Espinosa continua melancólico, continua empilhando livros em seu pequeno apartamento no bairro do Peixoto, continua caminhando pelas ruas de Copacabana, continua “policial filósofo”, continua seguindo seu método dedutivo que se caracteriza, sobretudo, pela falta de método: ele pensa por associação, abiscoita algumas lembranças involuntárias, deixa-se levar pela intuição e consegue decifrar os mistérios.
Em sua nova aventura, o mistério, mais do que nunca, relaciona-se a ele: a seu passado, às difusas memórias da infância, à sua experiência de leitor. Afinal, o título já indica a filiação poeana da história. Hugo Breno, quase amigo de infância de Espinosa, é quase suspeito de um quase crime. E é, também, um homem da multidão. Como o personagem de Poe, só se sente bem em meio à multidão, nas ruas agitadas pelo frenesi do final da tarde. Um homem comum, que mora em uma casa comum, tem um emprego comum e passa despercebido. “Um eremita na multidão”, que torna qualquer perseguição a ele uma tarefa ingrata e inócua – como também descobriu o narrador do famoso conto de Poe.

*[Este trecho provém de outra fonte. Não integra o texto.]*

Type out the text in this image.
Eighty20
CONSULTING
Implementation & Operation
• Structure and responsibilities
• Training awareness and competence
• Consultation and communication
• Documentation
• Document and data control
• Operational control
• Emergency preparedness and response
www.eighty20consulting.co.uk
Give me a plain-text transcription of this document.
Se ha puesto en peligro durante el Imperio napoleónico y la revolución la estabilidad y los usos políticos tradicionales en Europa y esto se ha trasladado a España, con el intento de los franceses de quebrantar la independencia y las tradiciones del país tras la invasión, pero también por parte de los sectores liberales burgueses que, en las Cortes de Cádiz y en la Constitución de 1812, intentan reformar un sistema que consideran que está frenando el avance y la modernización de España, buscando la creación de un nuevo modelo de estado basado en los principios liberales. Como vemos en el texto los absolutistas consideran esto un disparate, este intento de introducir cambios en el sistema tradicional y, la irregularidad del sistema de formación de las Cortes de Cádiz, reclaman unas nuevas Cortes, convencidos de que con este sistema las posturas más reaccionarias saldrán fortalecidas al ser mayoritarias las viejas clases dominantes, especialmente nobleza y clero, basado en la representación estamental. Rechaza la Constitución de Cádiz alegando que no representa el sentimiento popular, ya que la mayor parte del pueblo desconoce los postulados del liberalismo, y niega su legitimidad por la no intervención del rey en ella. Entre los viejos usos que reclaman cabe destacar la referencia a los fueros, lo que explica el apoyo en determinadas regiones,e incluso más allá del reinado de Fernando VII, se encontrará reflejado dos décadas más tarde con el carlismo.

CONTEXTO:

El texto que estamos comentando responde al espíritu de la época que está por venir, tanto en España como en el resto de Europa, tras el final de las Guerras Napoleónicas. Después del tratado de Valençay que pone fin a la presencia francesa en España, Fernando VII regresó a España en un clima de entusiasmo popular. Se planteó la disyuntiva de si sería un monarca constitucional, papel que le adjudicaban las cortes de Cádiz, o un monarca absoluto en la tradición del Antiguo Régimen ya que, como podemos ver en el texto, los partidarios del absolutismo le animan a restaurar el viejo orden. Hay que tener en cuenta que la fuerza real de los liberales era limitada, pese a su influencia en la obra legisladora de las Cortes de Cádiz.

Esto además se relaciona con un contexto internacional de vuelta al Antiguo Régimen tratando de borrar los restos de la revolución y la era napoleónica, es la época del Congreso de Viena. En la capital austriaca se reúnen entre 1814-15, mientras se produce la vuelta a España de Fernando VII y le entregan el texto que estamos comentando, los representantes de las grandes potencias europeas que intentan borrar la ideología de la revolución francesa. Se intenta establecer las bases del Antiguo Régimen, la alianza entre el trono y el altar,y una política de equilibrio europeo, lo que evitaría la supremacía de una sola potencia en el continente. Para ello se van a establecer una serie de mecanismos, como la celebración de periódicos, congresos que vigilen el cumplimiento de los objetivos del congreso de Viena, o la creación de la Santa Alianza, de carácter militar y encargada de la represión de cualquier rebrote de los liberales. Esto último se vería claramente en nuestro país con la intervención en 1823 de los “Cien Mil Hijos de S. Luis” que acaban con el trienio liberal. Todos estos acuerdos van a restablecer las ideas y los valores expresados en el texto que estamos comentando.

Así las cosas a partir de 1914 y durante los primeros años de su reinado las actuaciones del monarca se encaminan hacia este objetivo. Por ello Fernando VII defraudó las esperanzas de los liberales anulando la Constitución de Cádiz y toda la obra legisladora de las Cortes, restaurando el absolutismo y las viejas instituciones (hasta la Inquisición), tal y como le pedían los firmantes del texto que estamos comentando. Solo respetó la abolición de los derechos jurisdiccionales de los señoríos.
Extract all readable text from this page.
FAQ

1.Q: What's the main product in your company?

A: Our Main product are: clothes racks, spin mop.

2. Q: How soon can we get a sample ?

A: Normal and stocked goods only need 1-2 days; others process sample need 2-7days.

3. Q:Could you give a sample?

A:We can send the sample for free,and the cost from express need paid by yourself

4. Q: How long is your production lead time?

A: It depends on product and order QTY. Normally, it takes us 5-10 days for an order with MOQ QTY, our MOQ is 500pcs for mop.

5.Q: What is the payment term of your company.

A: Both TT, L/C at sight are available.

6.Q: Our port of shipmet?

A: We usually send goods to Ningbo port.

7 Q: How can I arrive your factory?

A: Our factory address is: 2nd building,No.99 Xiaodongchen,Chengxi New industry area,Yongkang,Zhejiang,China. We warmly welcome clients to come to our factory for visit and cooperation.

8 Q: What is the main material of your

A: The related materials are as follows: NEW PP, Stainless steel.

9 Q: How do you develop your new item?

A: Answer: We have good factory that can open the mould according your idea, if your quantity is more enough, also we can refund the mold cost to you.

Além de Poe, outra face da ficção do XIX dá o ar da graça no livro de Garcia-Roza: aquela que fala dos duplos – médicos & monstros, criadores & criaturas – e de toda sorte de estranhamentos e espelhamentos. Vânia, mulher sedutora que atormenta Espinosa, se parece muito com Irene, sua namorada. Hugo Breno se olha no espelho de Espinosa e Espinosa teme olhar-se no espelho de seu passado: o que pode encontrar lá? O crime do presente se confunde com um acidente. Mas também se mistura com outro crime, no passado, que pareceu outro acidente. Entre tantas misturas, como isolar uma parte da outra ou do todo? Como individualizar aquele que se esconde – solitário entre tantos – na multidão? Espinosa não sabe muito bem, demora a decidir e, principalmente, se horroriza com o que os labirintos do presente e do passado guardam.
Na multidão não é um grande livro e o excesso de citações diretas ou cifradas pode cansar um pouco o leitor. Mas é muito bem construído, é bastante superior aos demais policiais brasileiros da atualidade, sua leitura é agradável e mostra que Garcia-Roza está em melhor forma do que sugeriram seus dois romances anteriores. E que Espinosa, mesmo cansado e melancólico, precisa continuar.